Efficacy of protein powder
Protein powder
Unique ingredients:
Soy Protein Isolate: High-quality protein, cholesterol-free
Whey protein (Lactalbumin): contains sufficient amino acids and has repair and activation effects
Whey: Provides high-quality methionine and changes the taste, which is beneficial to human body absorption
Lecithin: It has antioxidant and emulsifying effects, making protein powder easier to digest and absorb by the human body, and helps protein mixing, preventing the formation of gelatin, and dissolving faster and better
Main functions: Protein is the most important substance in the human body and one of the most abundant substances. 20% of the adult body is composed of protein. The main functions are:
Repair cells and build tissues
Makes up all the cells and tissues in the body
Maintain normal cell function and metabolism
Form an enzyme system to maintain normal digestive function
Makes blood transport substances and maintains the body's osmotic pressure
The main component of collagen
Participate in the seven major functions of the human body
Enzyme catalysis
Regulatory effects of hormones
Oxygen transport
Muscle contraction
The immune function of the body
The role of the body as a scaffold
Neutralization of body fluids
Calorie supply: One gram of protein can produce four thousand calories. One level spoon of complete protein powder is equal to the protein contained in a cup of milk or an egg or a pound of meat. Egg cholesterol is only 1/25 of an egg.
Adapt to the crowd:
Those who want to consume high-quality plant-based protein in a healthier way in addition to high-fat protein
Those who do not consume enough protein foods such as milk, meat, cheese, etc. in their daily diet
People who need to supplement more protein, such as children, teenagers, the elderly, pregnant women, lactating women, and those who are sick after surgery, etc.
Vegetarian
Dosage calculation: Different people vary due to health conditions, age, weight and other factors. The following is the dosage index for different ages:
1-3 years old: 1.80
4-6 years old: 1.49
7-10 years old: 1.21
11-14 years old: 0.99
15-18 years old: 0.88
19+: 0.79
Find the corresponding index based on your age and multiply it by your weight to get the grams of protein you need every day. It is worth noting: breakfast intake of protein should account for 70% of the whole day, lunch andDinner only accounts for 30%.

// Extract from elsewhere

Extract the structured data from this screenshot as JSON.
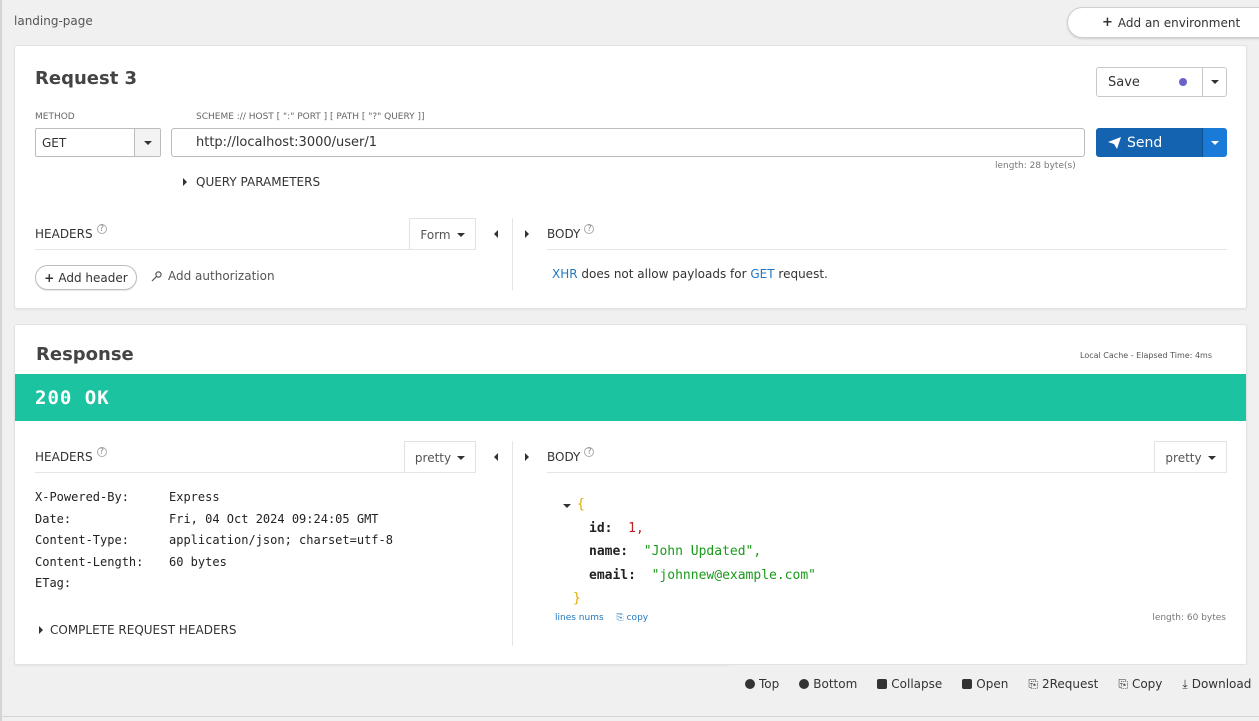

The difference between complete protein and incomplete protein: The human body needs nine essential amino acids:
Tryptophon
Lysine
Methionine
Phenylalanine
Arginine
Valine
Leucine
Isoleucine
Histidine
Proteins containing nine essential amino acids are called complete proteins. Common such foods include: egg yolks, fresh milk, liver, lean meats, yeast, stone fruits, soybeans, germs, etc.; those lacking certain essential amino acids are called incomplete proteins, such as barley, wheat, cereals, peas, corn, etc. .
Comparison between the two places: there is little difference in ingredients and packaging, but the eating taste is very different. Canadian products are more tender and smooth, while mainland products have the taste of insoluble matter;
Hope it helps.
As long as you eat well, you don’t have to take protein powder. Nothing you eat is as good as natural food!